Jack is just complicated because his body is a complicated mess due to the progression of his disease. I always request copies of the written reports from all of Jack's tests that he has done here at PCH.  I received the reports from his last stay in the mail yesterday.  Reading through the various reports and the description of Jack's body from a clinical perspective, it really hit me that we will never get Jack back to 100%.  At this point, it's more a matter of keeping Jack pain-free and comfortable - basically, palliative care.  It puts making the trips to St. Louis in a new light - not that I'm going to stop taking Jack to his St. Louis doctors anytime in the near future, but it's food for thought.  In any event, right now we have our work cut out for us with the kidney stone, UTI and GI issues and I just hope and pray that we can get these resolved here and now with this admission because Jack is tired ... and so am I.
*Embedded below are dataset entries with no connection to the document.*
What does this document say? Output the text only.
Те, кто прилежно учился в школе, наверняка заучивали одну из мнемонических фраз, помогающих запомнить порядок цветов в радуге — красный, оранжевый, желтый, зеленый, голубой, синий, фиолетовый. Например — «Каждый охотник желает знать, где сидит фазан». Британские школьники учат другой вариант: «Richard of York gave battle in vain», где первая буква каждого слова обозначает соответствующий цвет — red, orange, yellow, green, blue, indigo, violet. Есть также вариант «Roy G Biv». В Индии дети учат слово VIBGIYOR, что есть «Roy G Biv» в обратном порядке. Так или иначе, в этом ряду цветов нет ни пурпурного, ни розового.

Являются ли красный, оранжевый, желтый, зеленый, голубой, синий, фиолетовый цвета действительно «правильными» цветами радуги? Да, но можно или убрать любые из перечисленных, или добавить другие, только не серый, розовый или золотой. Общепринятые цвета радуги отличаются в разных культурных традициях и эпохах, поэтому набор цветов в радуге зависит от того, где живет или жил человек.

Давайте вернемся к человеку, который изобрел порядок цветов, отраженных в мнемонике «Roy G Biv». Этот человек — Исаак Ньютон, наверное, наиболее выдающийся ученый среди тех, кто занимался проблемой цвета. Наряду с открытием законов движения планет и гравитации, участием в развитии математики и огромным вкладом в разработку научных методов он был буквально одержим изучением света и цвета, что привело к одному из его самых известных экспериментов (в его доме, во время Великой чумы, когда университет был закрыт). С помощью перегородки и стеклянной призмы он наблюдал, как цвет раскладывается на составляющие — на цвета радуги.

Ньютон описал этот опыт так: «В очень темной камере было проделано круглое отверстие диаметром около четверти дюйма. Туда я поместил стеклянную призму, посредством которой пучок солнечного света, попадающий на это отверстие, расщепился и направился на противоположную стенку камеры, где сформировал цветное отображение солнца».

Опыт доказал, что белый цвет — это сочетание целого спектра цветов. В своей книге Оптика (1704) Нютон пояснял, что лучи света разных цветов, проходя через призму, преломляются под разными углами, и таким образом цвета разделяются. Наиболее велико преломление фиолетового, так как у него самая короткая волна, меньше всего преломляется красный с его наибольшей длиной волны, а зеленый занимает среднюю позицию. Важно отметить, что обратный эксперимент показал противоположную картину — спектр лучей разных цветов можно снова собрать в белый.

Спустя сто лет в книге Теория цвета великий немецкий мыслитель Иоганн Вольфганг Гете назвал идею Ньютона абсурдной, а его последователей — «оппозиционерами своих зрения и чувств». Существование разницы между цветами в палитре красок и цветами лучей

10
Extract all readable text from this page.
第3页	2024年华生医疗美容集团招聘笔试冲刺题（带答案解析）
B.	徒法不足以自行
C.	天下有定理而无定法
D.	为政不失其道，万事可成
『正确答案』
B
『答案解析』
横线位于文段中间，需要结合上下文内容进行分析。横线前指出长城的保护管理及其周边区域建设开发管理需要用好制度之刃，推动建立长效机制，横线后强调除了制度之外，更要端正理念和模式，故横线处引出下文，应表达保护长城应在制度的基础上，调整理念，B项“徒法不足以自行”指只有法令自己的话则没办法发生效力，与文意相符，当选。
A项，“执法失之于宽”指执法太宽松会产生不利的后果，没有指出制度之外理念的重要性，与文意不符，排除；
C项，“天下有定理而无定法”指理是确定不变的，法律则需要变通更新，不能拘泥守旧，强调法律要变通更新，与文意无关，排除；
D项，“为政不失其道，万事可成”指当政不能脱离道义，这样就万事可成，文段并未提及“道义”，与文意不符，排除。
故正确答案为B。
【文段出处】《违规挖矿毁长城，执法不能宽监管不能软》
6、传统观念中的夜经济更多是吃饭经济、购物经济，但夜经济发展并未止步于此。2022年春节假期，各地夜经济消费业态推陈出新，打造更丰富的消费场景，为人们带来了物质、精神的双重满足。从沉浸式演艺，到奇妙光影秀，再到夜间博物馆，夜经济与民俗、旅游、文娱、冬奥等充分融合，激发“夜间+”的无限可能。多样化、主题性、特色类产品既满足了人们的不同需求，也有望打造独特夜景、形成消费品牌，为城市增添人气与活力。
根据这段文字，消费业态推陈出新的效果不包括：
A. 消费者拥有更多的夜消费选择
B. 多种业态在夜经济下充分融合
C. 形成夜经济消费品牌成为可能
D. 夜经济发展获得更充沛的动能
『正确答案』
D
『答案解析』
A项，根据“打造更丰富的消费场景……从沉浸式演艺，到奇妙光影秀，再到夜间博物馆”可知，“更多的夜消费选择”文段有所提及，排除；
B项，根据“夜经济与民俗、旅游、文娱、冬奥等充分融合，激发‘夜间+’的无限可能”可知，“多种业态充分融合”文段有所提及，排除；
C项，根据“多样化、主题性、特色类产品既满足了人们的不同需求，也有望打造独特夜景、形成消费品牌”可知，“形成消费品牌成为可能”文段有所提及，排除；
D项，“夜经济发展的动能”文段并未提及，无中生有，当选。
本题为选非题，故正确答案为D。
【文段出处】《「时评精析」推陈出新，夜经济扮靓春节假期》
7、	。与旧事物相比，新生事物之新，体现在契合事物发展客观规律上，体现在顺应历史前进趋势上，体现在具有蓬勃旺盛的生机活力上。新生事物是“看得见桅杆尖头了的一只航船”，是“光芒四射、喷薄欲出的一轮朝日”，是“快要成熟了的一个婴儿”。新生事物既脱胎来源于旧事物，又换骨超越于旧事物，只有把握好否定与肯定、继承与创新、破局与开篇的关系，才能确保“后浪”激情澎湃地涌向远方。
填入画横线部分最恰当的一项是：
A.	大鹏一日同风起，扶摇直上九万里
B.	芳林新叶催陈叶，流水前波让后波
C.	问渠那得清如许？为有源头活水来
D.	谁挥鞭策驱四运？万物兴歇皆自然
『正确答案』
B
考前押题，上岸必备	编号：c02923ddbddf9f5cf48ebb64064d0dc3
It's 1:30am again as I finish this post and I wonder why I'm so tired I can't keep my eyes open during the day?

Thanks for all the love you share with your comments here and on Facebook, and for your texts, emails and phone calls.  It's the most awesome feeling to know that my Jack is loved by so many.  I'll close with part of an email I received from a friend of mine who also takes care of Jack as his nurse on a PRN basis:

"I love that kid and it breaks my heart that he's going through this.  There is something so deep about Jack that I love and he is so much fun to hang out with."

There truly is something very "deep" about Jack that is hard to explain, but you can't help but feel it when you take the time to be present in his presence.

Love ya'-


Bea said...

Oh Ann, to read about Jack's pain breaks my heart. The description of the episodes are exactly the same as Katie's bowel obstructions. She would be hit by waves of pain and would almost pass out when each episode happened. Each time they tried to feed her it would get worse and it was the worse I'd ever seen her since she was a baby. I am praying for all of you for continued strength and healing for Jack. Take care .love Bea xx

Sarah said...

Oh heart breaks for you and Jack. I can't bear the thought of him in so much pain that he's crying and holding his breath. My heart wrenches for you most of all in your realization of Jack's condition...not that you didn't know what his disease is or what it will do, but I know what those moments are like. You live with it every single day. And then someone says or does something or you read something that really makes it click in your head...and it suddenly takes your breath away. You can't believe it didn't sink in earlier. It's the worst feeling in the world. Lots of continued love, hugs, and prayers as you accept this next stage of Jack's journey with continued utmost grace. Love you!

Elizabeth said...

I am so sorry about all of this!! xxoo

Susan said...

Oh no! I'm so sorry to hear this. My fingers are crossed that the impaction is left over from prior to the UTI treatment. I do agree that it seems suspicious that the Golytely does not have the same effect. But man oh man I hope it's not his formula. I'll be checking in to see how things are going. Love to you and Jack.